For our feline friends:

  1. You can bring your cat in a few hours earlier, staggering the times so it’s a bit earlier each time so that he or she gets used to it.
  2. Shut the flap before the evening draws in (remember the nights will get darker earlier). Also make sure they have a litter tray available, as well as enough food and water and a cosy blanket for them to snuggle into!
  3. Build a safe, dark, comfortable den with their favourite toys, treats and blankets in a quiet place. Making sure their favourite ‘safe place’ is available to them, and try to avoid constantly checking on them if they have chosen to hide during fireworks.
  4. On the night of the celebrations, shut all doors and windows to keep the noise to a minimum. This is subtle but very effective, and it also creates a buffer from the noise. Cover glass doors with blankets to muffle any sounds. Close curtains to block out flashes.
  5. Ensure they micro-chipped so that if they escape from the house, scared and confused, there is a better chance you will be reunited.
  6. Consider investing in Feliway plug ins or sprays. The smell is a synthetic copy of a pheromone that cats leave naturally when they are feeling comfortable in their environment.

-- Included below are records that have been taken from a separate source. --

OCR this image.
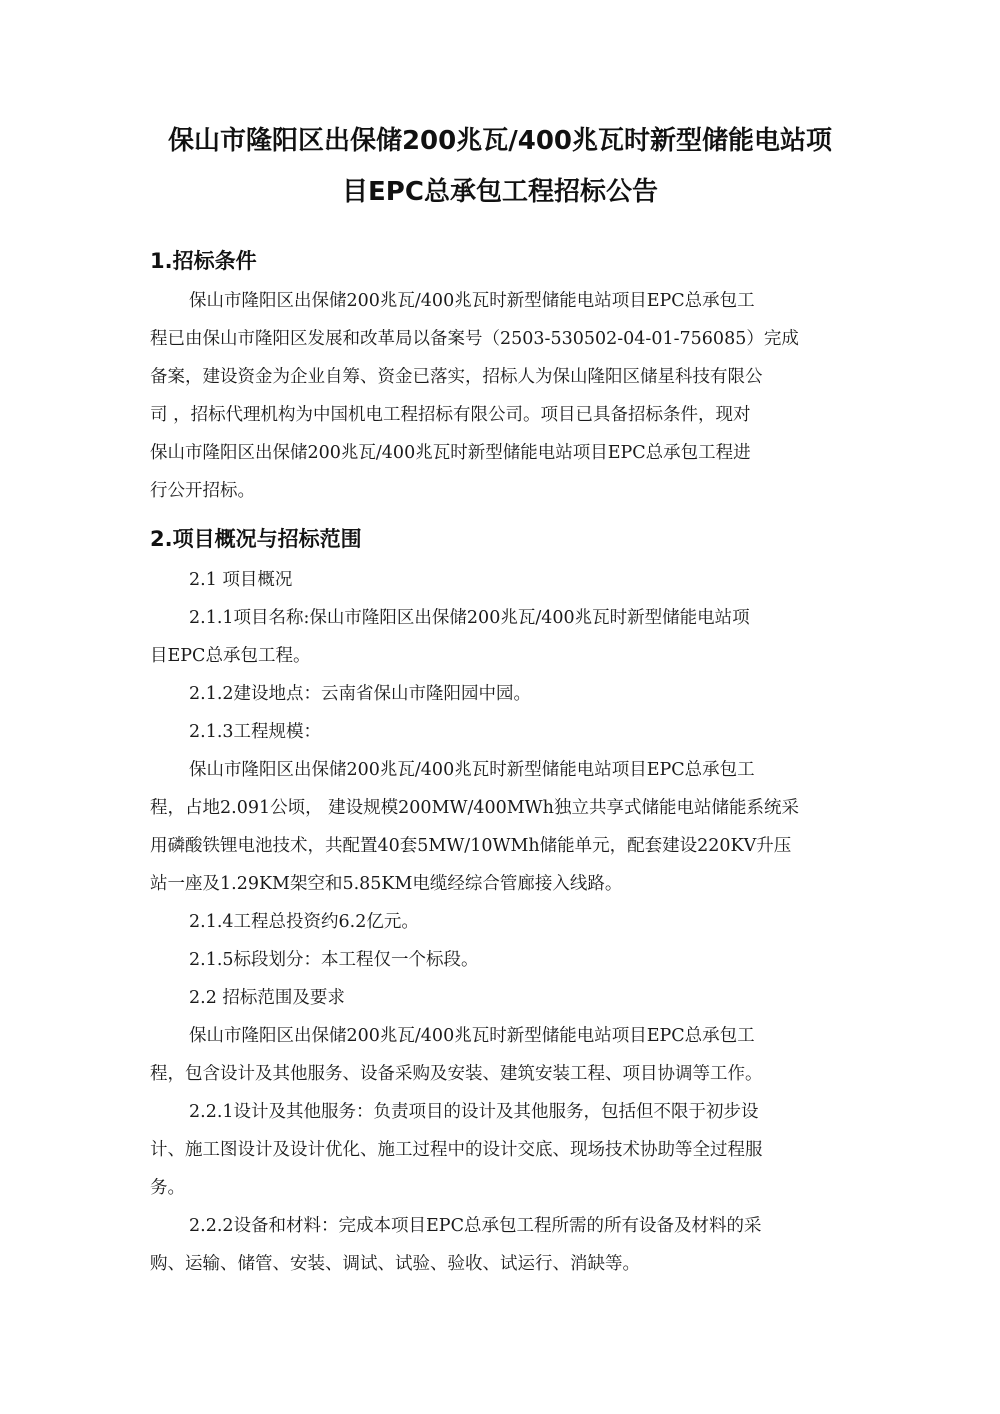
保山市隆阳区出保储200兆瓦/400兆瓦时新型储能电站项
目EPC总承包工程招标公告
1.招标条件
保山市隆阳区出保储200兆瓦/400兆瓦时新型储能电站项目EPC总承包工
程已由保山市隆阳区发展和改革局以备案号（2503-530502-04-01-756085）完成
备案，建设资金为企业自筹、资金已落实，招标人为保山隆阳区储星科技有限公
司 ，招标代理机构为中国机电工程招标有限公司。项目已具备招标条件，现对
保山市隆阳区出保储200兆瓦/400兆瓦时新型储能电站项目EPC总承包工程进
行公开招标。
2.项目概况与招标范围
2.1 项目概况
2.1.1项目名称:保山市隆阳区出保储200兆瓦/400兆瓦时新型储能电站项
目EPC总承包工程。
2.1.2建设地点：云南省保山市隆阳园中园。
2.1.3工程规模：
保山市隆阳区出保储200兆瓦/400兆瓦时新型储能电站项目EPC总承包工
程，占地2.091公顷， 建设规模200MW/400MWh独立共享式储能电站储能系统采
用磷酸铁锂电池技术，共配置40套5MW/10WMh储能单元，配套建设220KV升压
站一座及1.29KM架空和5.85KM电缆经综合管廊接入线路。
2.1.4工程总投资约6.2亿元。
2.1.5标段划分：本工程仅一个标段。
2.2 招标范围及要求
保山市隆阳区出保储200兆瓦/400兆瓦时新型储能电站项目EPC总承包工
程，包含设计及其他服务、设备采购及安装、建筑安装工程、项目协调等工作。
2.2.1设计及其他服务：负责项目的设计及其他服务，包括但不限于初步设
计、施工图设计及设计优化、施工过程中的设计交底、现场技术协助等全过程服
务。
2.2.2设备和材料：完成本项目EPC总承包工程所需的所有设备及材料的采
购、运输、储管、安装、调试、试验、验收、试运行、消缺等。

Not forgetting rabbits, guinea pigs, hamsters and birds:

Rabbits, guinea pigs, hamsters and birds can all be affected too, and you can really help your pet by ensuring you make them as calm and comfortable as possible.

  1. If you can please bring them/their hutches inside.
  2. If this is not possible, partly cover hutches and other outside cages with blankets so that they have some soundproofing.

How to spot stress in your pets

Lots of our feline friends and pooch pals will have mild fears in the same way people do, but they will usually manage without it becoming a phobia.
It’s also worth remembering that just because cats aren’t running around, salivating, or digging holes through a door, that they’re not frightened. Cats are more likely to take themselves away and hide so it’s not a problem to the owners.
However, sometimes fears do progress to phobias and we then need to try and work out a way to manage the problem.

Signs of a scared dog

  • Trembling and shaking
  • Clinging to owners
  • Excessive barking
  • Cowering and hiding behind furniture
  • Trying to run away
  • Soiling the house
  • Pacing and panting
  • Refusing to eat

Signs of a scared cat

  • Cowering and hiding behind/on top of furniture
  • Trying to run away
  • Soiling the house
  • Refusing to eat

Signs of a scared rabbit

  • Stamping hind feet
  • Staying motionless
  • Trying to escape

Please note that our advice is not a proper substitute for a consultation with a vet, and is only intended as a guide. Please contact your surgery for advice or treatment if you are worried about the health of your pet.